Primeiro, a economia. Passou quase desapercebida a contração de 0,5% da economia portuguesa no primeiro trimestre de 2025 face ao último trimestre de 2024, e que, embora contrastando com o comportamento da economia da zona euro e da UE no mesmo período, se torna um sinal mais significativo se tivermos em conta que, como relembrou António Mendonça nas páginas deste jornal, podemos estar a caminho de uma nova recessão global. No caso de Portugal, fortemente dependente da galinha dos ovos de ouro do turismo, isso leva-nos a pensar que de facto será preciso tomar rapidamente tomar decisões sobre em que setores da economia apostar para escapar a essa dependência – a minha intuição é sempre apontar para a importância da aposta no conhecimento (política científica incluída) mas isso, já se sabe, não costuma passar de uma quimera.

Segundo, a defesa e o posicionamento face à Ucrânia e a Gaza. É significativo que a primeira prioridade do novo Papa Leão XIV seja a paz e que tenha oferecido a mediação do Vaticano no esforço para “silenciar as armas”. Contudo, as negociações de paz entre a Ucrânia e a Rússia parecem continuar num impasse e a EU continua apostada no rearmamento. Ainda está para ver que consequências terá o desvio de financiamento para a indústria armamentista. O governo que sair das eleições de Domingo terá de ser muito claro a este respeito, já que a campanha não o foi.
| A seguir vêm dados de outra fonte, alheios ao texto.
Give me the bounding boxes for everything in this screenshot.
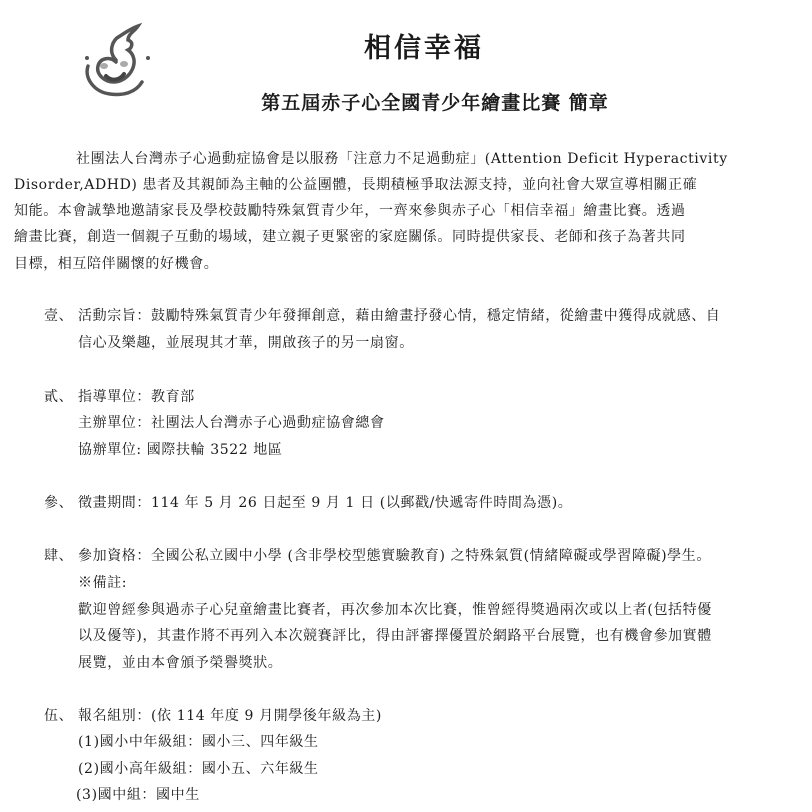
intro-line: 知能。本會誠摯地邀請家長及學校鼓勵特殊氣質青少年，一齊來參與赤子心「相信幸福」繪… [14, 202, 686, 220]
section-number: 貳、 [44, 388, 73, 406]
intro-line: 社團法人台灣赤子心過動症協會是以服務「注意力不足過動症」(Attention D… [76, 150, 728, 168]
section-purpose-line: 信心及樂趣，並展現其才華，開啟孩子的另一扇窗。 [78, 334, 414, 352]
organizer-unit: 主辦單位：社團法人台灣赤子心過動症協會總會 [78, 414, 385, 432]
group-item: (3)國中組：國中生 [76, 786, 200, 804]
co-organizer-unit: 協辦單位: 國際扶輪 3522 地區 [78, 441, 283, 459]
page-title: 相信幸福 [0, 26, 812, 65]
submission-period: 徵畫期間：114 年 5 月 26 日起至 9 月 1 日 (以郵戳/快遞寄件時… [78, 494, 572, 512]
group-item: (2)國小高年級組：國小五、六年級生 [78, 760, 319, 778]
remark-line: 歡迎曾經參與過赤子心兒童繪畫比賽者，再次參加本次比賽，惟曾經得獎過兩次或以上者(… [78, 601, 712, 619]
section-number: 參、 [44, 494, 73, 512]
remark-label: ※備註: [78, 574, 127, 592]
intro-line: 目標，相互陪伴關懷的好機會。 [14, 255, 218, 273]
guiding-unit: 指導單位：教育部 [78, 388, 195, 406]
section-purpose-line: 活動宗旨：鼓勵特殊氣質青少年發揮創意，藉由繪畫抒發心情，穩定情緒，從繪畫中獲得成… [78, 307, 720, 325]
group-item: (1)國小中年級組：國小三、四年級生 [78, 733, 319, 751]
eligibility-line: 參加資格：全國公私立國中小學 (含非學校型態實驗教育) 之特殊氣質(情緒障礙或學… [78, 547, 711, 565]
intro-line: 繪畫比賽，創造一個親子互動的場域，建立親子更緊密的家庭關係。同時提供家長、老師和… [14, 228, 686, 246]
section-number: 壹、 [44, 307, 73, 325]
section-number: 肆、 [44, 547, 73, 565]
section-number: 伍、 [44, 707, 73, 725]
registration-groups: 報名組別：(依 114 年度 9 月開學後年級為主) [78, 707, 382, 725]
intro-line: Disorder,ADHD) 患者及其親師為主軸的公益團體，長期積極爭取法源支持… [14, 176, 697, 194]
remark-line: 展覽，並由本會頒予榮譽獎狀。 [78, 654, 282, 672]
page-subtitle: 第五屆赤子心全國青少年繪畫比賽 簡章 [0, 88, 812, 115]
remark-line: 以及優等)，其畫作將不再列入本次競賽評比，得由評審擇優置於網路平台展覽，也有機會… [78, 627, 712, 645]
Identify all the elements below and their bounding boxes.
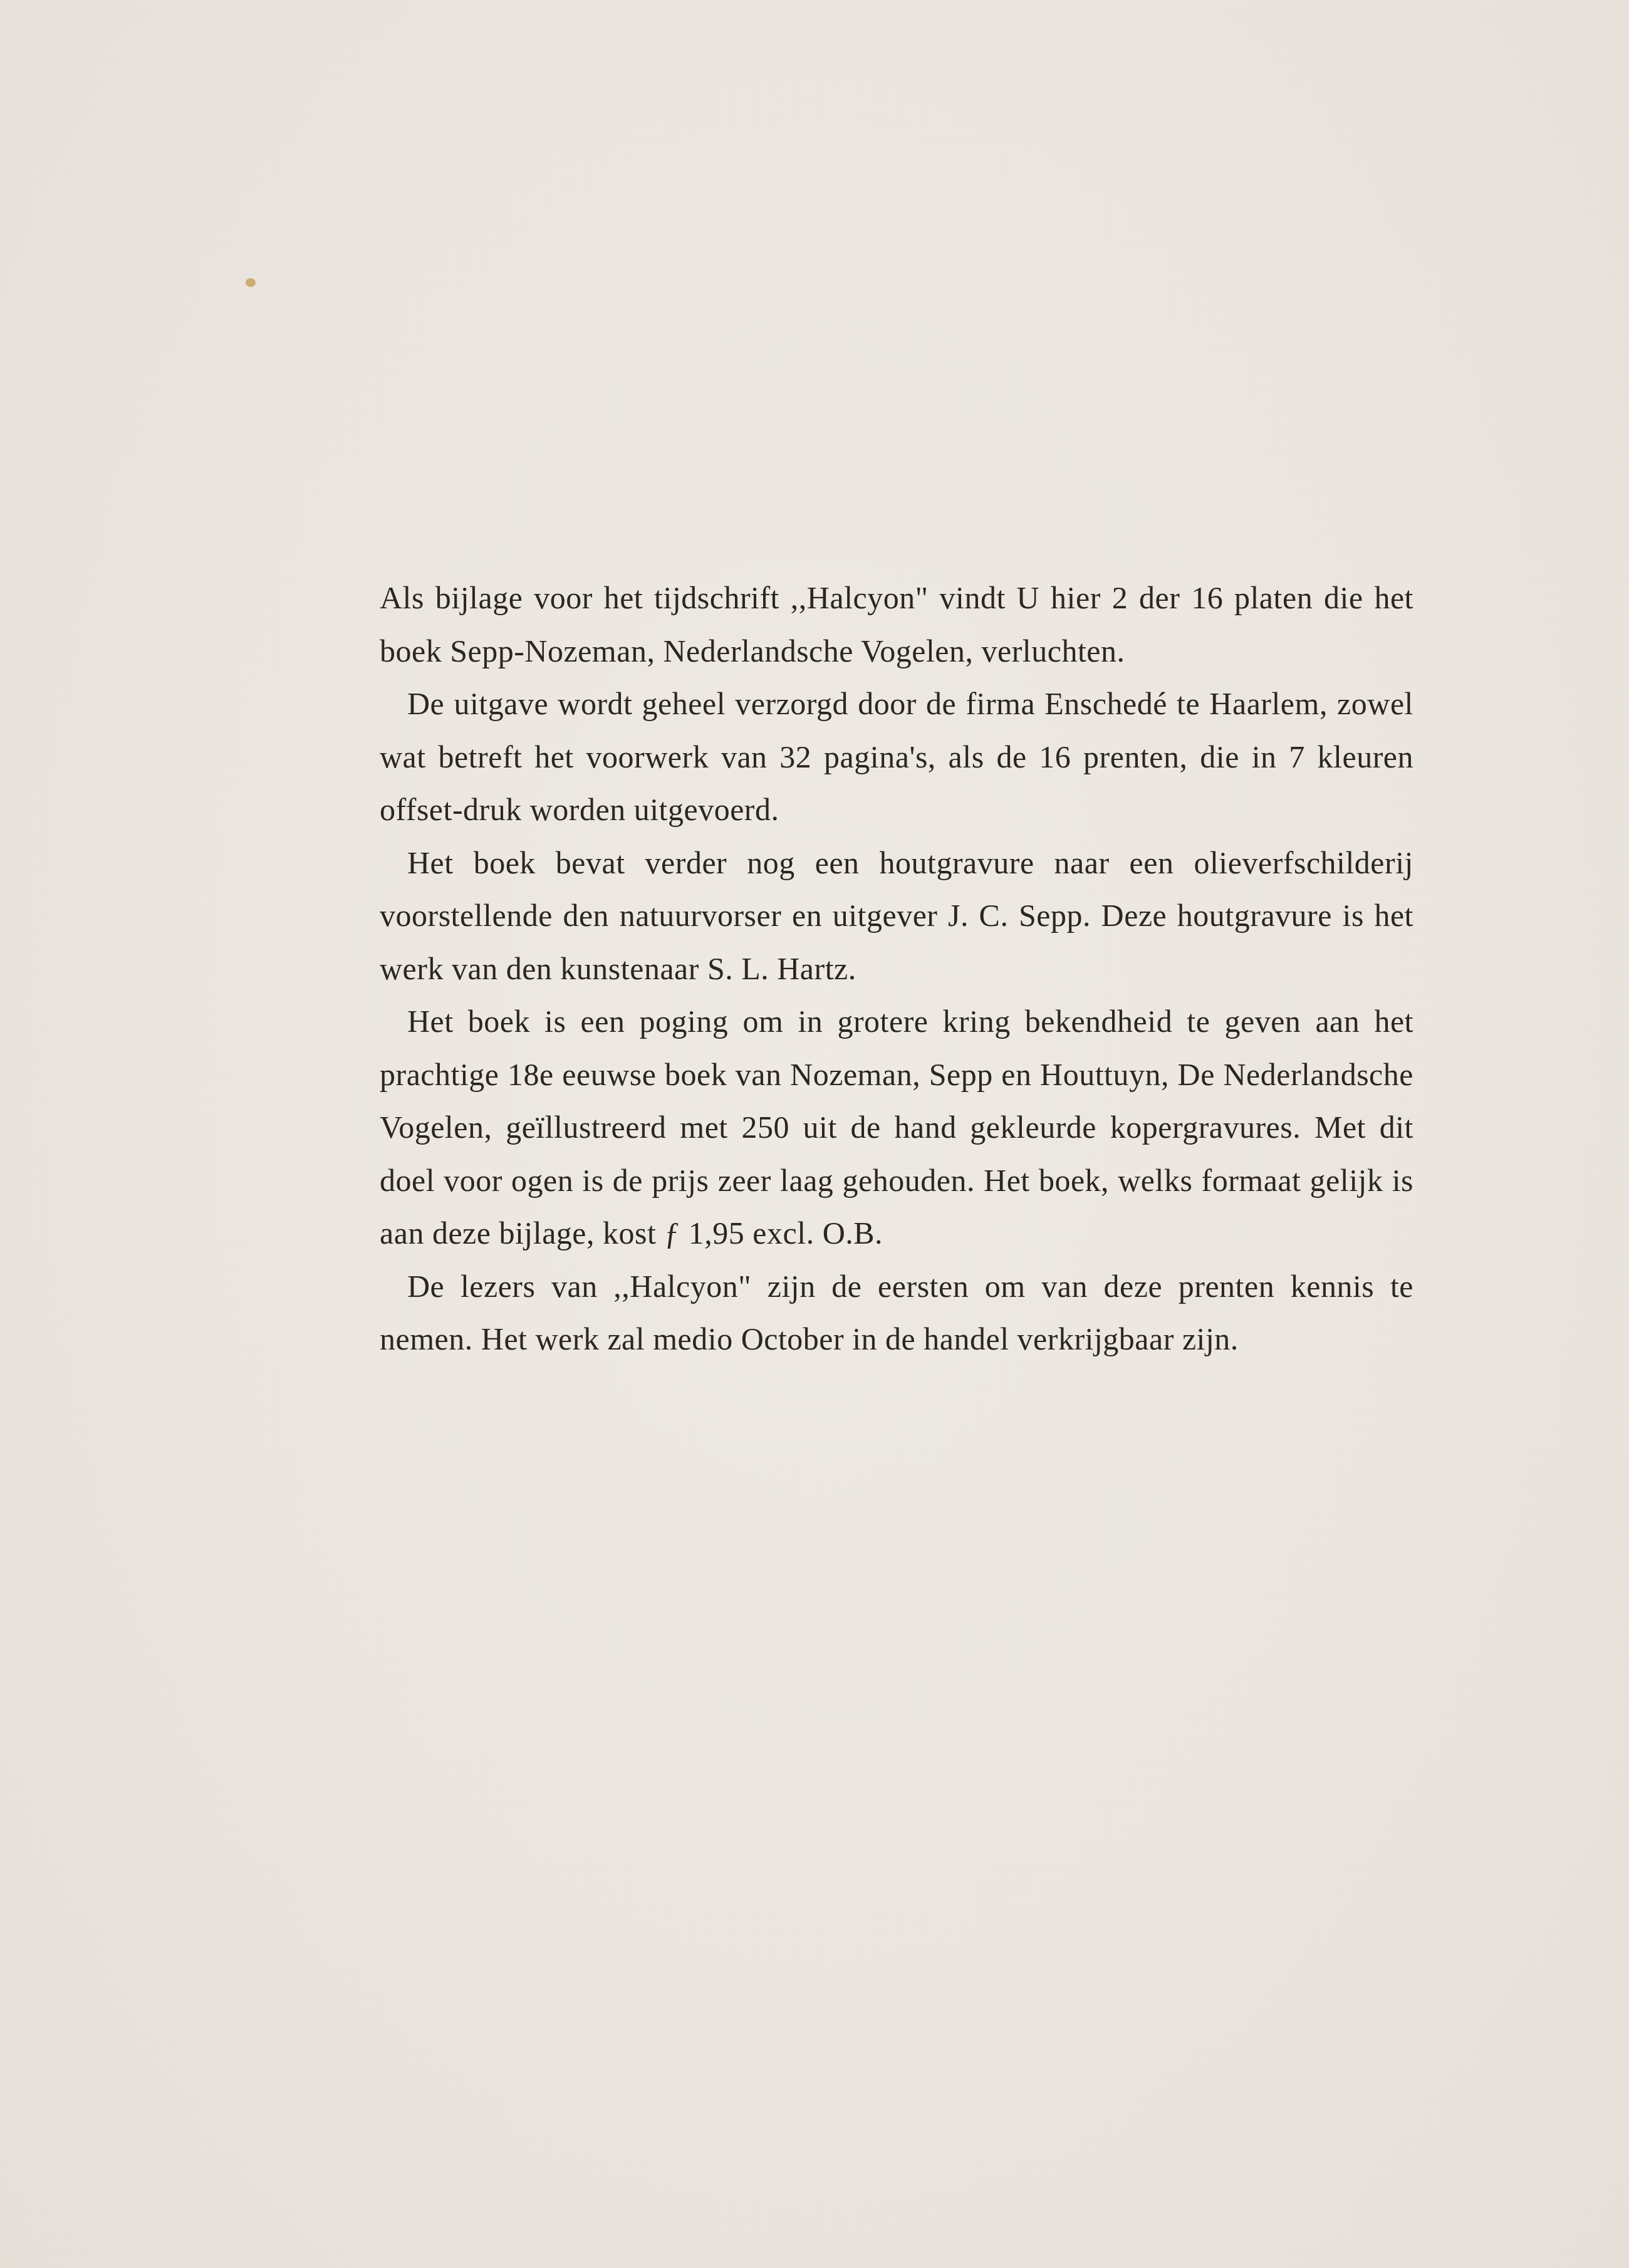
paragraph-3: Het boek bevat verder nog een houtgravur… [380,836,1413,996]
document-page: Als bijlage voor het tijdschrift ,,Halcy… [0,0,1629,2268]
paper-stain-spot [246,278,256,287]
paragraph-1: Als bijlage voor het tijdschrift ,,Halcy… [380,571,1413,677]
paragraph-2: De uitgave wordt geheel verzorgd door de… [380,677,1413,836]
paragraph-4: Het boek is een poging om in grotere kri… [380,995,1413,1260]
paragraph-5: De lezers van ,,Halcyon" zijn de eersten… [380,1260,1413,1366]
body-text: Als bijlage voor het tijdschrift ,,Halcy… [380,571,1413,1366]
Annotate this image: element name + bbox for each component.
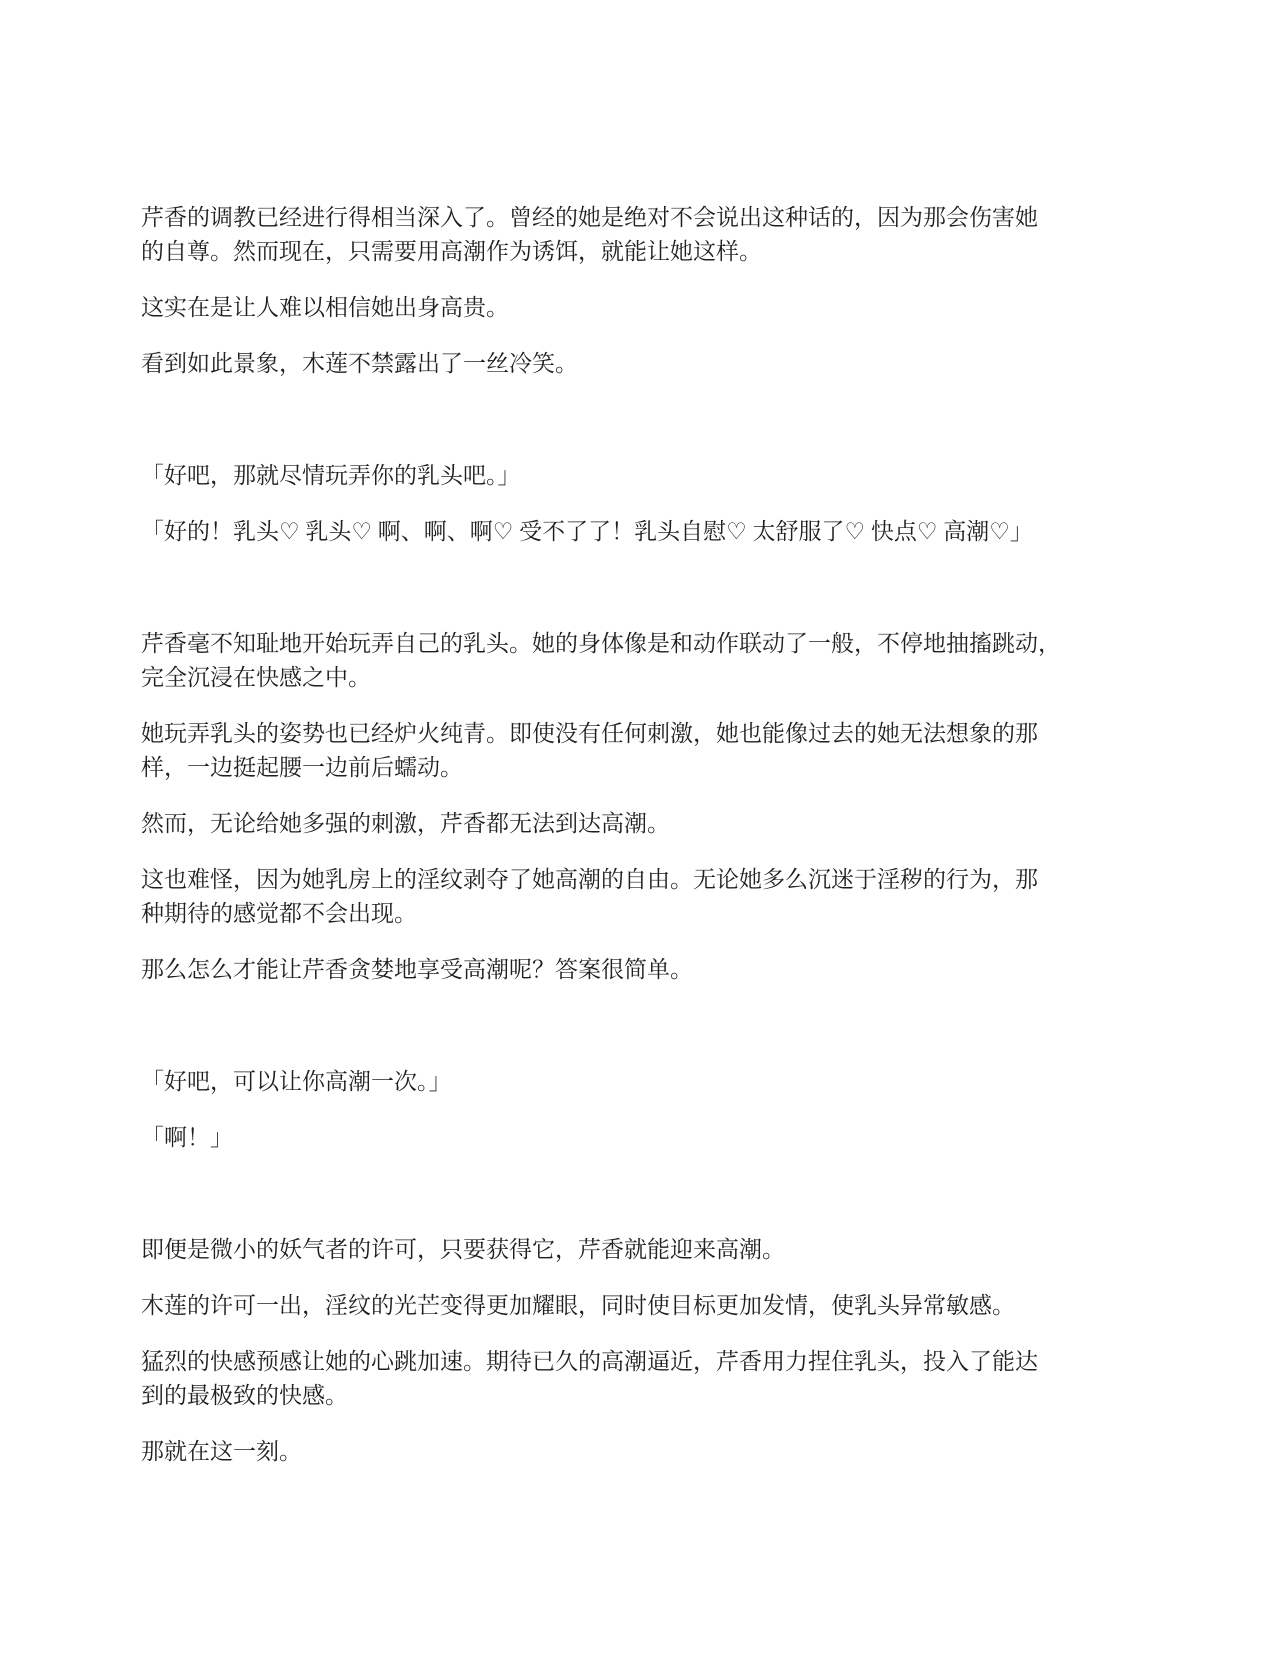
narration-paragraph: 那就在这一刻。: [141, 1435, 1081, 1469]
narration-paragraph: 芹香的调教已经进行得相当深入了。曾经的她是绝对不会说出这种话的，因为那会伤害她 …: [141, 201, 1081, 269]
dialogue-paragraph: 「好的！乳头♡ 乳头♡ 啊、啊、啊♡ 受不了了！乳头自慰♡ 太舒服了♡ 快点♡ …: [141, 515, 1081, 549]
dialogue-paragraph: 「好吧，可以让你高潮一次。」: [141, 1065, 1081, 1099]
blank-line: [141, 1009, 1081, 1065]
text-body: 芹香的调教已经进行得相当深入了。曾经的她是绝对不会说出这种话的，因为那会伤害她 …: [141, 201, 1081, 1491]
narration-paragraph: 然而，无论给她多强的刺激，芹香都无法到达高潮。: [141, 807, 1081, 841]
narration-paragraph: 那么怎么才能让芹香贪婪地享受高潮呢？答案很简单。: [141, 953, 1081, 987]
narration-paragraph: 木莲的许可一出，淫纹的光芒变得更加耀眼，同时使目标更加发情，使乳头异常敏感。: [141, 1289, 1081, 1323]
narration-paragraph: 她玩弄乳头的姿势也已经炉火纯青。即使没有任何刺激，她也能像过去的她无法想象的那 …: [141, 717, 1081, 785]
blank-line: [141, 1177, 1081, 1233]
dialogue-paragraph: 「啊！」: [141, 1121, 1081, 1155]
narration-paragraph: 猛烈的快感预感让她的心跳加速。期待已久的高潮逼近，芹香用力捏住乳头，投入了能达 …: [141, 1345, 1081, 1413]
narration-paragraph: 这实在是让人难以相信她出身高贵。: [141, 291, 1081, 325]
narration-paragraph: 这也难怪，因为她乳房上的淫纹剥夺了她高潮的自由。无论她多么沉迷于淫秽的行为，那 …: [141, 863, 1081, 931]
narration-paragraph: 即便是微小的妖气者的许可，只要获得它，芹香就能迎来高潮。: [141, 1233, 1081, 1267]
dialogue-paragraph: 「好吧，那就尽情玩弄你的乳头吧。」: [141, 459, 1081, 493]
blank-line: [141, 571, 1081, 627]
narration-paragraph: 看到如此景象，木莲不禁露出了一丝冷笑。: [141, 347, 1081, 381]
blank-line: [141, 403, 1081, 459]
document-page: 芹香的调教已经进行得相当深入了。曾经的她是绝对不会说出这种话的，因为那会伤害她 …: [0, 0, 1280, 1656]
narration-paragraph: 芹香毫不知耻地开始玩弄自己的乳头。她的身体像是和动作联动了一般，不停地抽搐跳动，…: [141, 627, 1081, 695]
Finalmente, e na sequência da questão anterior, o direito internacional humanitário. Enquanto se preparam as eleições em Portugal, Netanyahu ameaça que o exército israelita entrará em Gaza “com toda a força”. Num momento em que já não entra ajuda humanitária há mais de dois meses, a própria ONU afirma cada vez com maior veemência o risco de genocídio e pede ações concretas para garantir o respeito pelo direito humanitário internacional. Nada menos é exigível ao novo governo, seja lá ele quem for.